Harvey was calling, and Vivian was sure she didn’t want to know what he had to say. Instead of leaving a message, Harvey called again. Good news never followed back-to-back calls.

When she picked up, she braced herself, but not hard enough.

“Stilted performance?” Vivian repeated Harvey’s feedback on the first three chapters. No, not Harvey’s feedback—Yenni Montoya’s.

“The chemistry is lurking under the surface. It just has to come through—”

“It was perfectly fine, Harvey.”

Harvey sighed. “She doesn’t want perfectly fine. She wants to”—a pause, a shuffling of paper—“feel it in her bones.”

Harvey giving her performance notes was bad enough, but that he was acting as a mouthpiece was infuriating.

She wanted to point out that they’d paired her with an untrained recording partner, but she focused on the more immediately obvious irritant.

“Why is she even listening at this stage? I don’t tell Yenni Montoya how to write her damn books.

Why is she telling me how the hell to do my job, Harvey?

Did you tell her to stay in her fucking lane? ”

“Listen, I understand your frustration,” he replied rather than addressing her concerns. “Why don’t you get to know Bryn? I bet you can muster some common ground? Connect—”

“Is everyone losing their minds?” she asked half to herself.

“It can’t hurt, V.”

“You know I hate nicknames.”

Harvey chuckled. “Why don’t you want to get to know her?”

Many reasons came to mind. The only relevant one was how unnecessary it was to their job.

“She pretends to be so… earnest.”

“Isn’t that a contradiction in terms?” Harvey sounded more relaxed, like he already knew he’d get his way.

“People pretend to be innocent. Doesn’t make them little cherubs,” Vivian grumbled.

“Does that mean they pretend to be tough, too?”

Vivian rolled her eyes. She wanted to tell Harvey to pass along a message to Montoya.

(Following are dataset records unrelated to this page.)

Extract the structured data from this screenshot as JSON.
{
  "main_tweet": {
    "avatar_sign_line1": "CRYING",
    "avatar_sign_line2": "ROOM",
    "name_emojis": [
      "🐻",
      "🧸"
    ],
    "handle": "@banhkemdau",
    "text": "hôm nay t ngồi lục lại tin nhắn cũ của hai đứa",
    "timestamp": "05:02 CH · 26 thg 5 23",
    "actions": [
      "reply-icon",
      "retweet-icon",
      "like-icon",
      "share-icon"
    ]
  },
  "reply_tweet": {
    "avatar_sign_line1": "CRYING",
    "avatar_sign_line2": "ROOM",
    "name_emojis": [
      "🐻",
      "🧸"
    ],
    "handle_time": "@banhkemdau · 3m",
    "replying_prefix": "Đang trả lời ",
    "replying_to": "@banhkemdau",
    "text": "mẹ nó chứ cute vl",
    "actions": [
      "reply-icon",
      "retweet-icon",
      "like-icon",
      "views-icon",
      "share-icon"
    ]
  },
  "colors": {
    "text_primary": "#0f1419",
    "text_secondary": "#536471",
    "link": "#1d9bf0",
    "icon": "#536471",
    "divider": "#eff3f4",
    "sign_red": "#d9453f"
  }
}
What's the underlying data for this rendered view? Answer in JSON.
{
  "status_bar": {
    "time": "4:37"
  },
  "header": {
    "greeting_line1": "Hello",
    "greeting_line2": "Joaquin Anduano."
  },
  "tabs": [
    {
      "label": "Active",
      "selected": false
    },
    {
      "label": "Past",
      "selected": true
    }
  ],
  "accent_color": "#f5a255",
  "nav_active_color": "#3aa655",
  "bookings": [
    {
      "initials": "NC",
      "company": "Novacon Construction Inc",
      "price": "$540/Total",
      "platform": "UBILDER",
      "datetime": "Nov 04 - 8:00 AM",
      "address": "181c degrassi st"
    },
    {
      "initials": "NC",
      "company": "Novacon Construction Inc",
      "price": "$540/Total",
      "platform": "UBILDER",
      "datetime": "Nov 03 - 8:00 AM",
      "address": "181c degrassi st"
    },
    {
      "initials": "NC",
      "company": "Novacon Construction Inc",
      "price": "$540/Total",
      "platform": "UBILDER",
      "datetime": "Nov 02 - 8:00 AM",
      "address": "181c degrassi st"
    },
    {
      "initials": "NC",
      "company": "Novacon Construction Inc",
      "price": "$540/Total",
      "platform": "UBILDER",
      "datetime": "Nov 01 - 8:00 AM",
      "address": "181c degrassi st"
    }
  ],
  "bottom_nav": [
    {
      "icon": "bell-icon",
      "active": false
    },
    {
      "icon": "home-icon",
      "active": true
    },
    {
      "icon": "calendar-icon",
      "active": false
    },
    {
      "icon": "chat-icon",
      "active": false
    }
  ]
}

To tell everyone exactly how to go fuck themselves.

Tell them she didn’t accept performance notes from people who had no idea what the hell they were talking about.

If they wanted something else, they could record it themselves.

The words were hot on her tongue, a satisfyingly venomous tirade desperate for deployment.

But it caught in her throat, extinguished by a cold dread that churned too readily in her belly.

It was the same icy paralysis from when her acting work hadn’t just dried up, but vanished, leaving her empty after Hollywood had taken every drop.

There had been no family to call when she sold her Hollywood Hills home for a pittance rather than lose it in foreclosure.

No friends to catch her. She had to devise her own way to survive the failure freefall.

And after one last check written by the public’s obsession with her appearance, she’d avoided disaster.

Audiobooks became her unlikely salvation. Vivian del Castillo, not Vivian Taylor, bought the home that would become her sanctuary. She rebuilt her career on the foundation of her skill alone. A career she painstakingly resurrected from the ashes of obscurity.

Vivian couldn’t help but know that ruin was always around the corner waiting for her to make a misstep. The fight drained out of her, leaving only the reality of survival. Her ego wanted to burn the whole project to the ground. Her fear knew she couldn’t pay her bills with ashes.

“Fine,” she said, holding her breath to swallow the bitter reality.

Harvey had at least never been one to gloat.

“Just try taking a step back and finding a fresh approach. This is an important project. I know what this kind of work means to you,” he added, and Vivian regretted confessing that after decades in the closet, performing stories that celebrated women falling in love with each other was cathartic, healing in ways she’d never expected.

Vivian hung up without saying goodbye. She stared at her reflection in the dark window. A woman standing alone. Always afraid of losing. Always weary.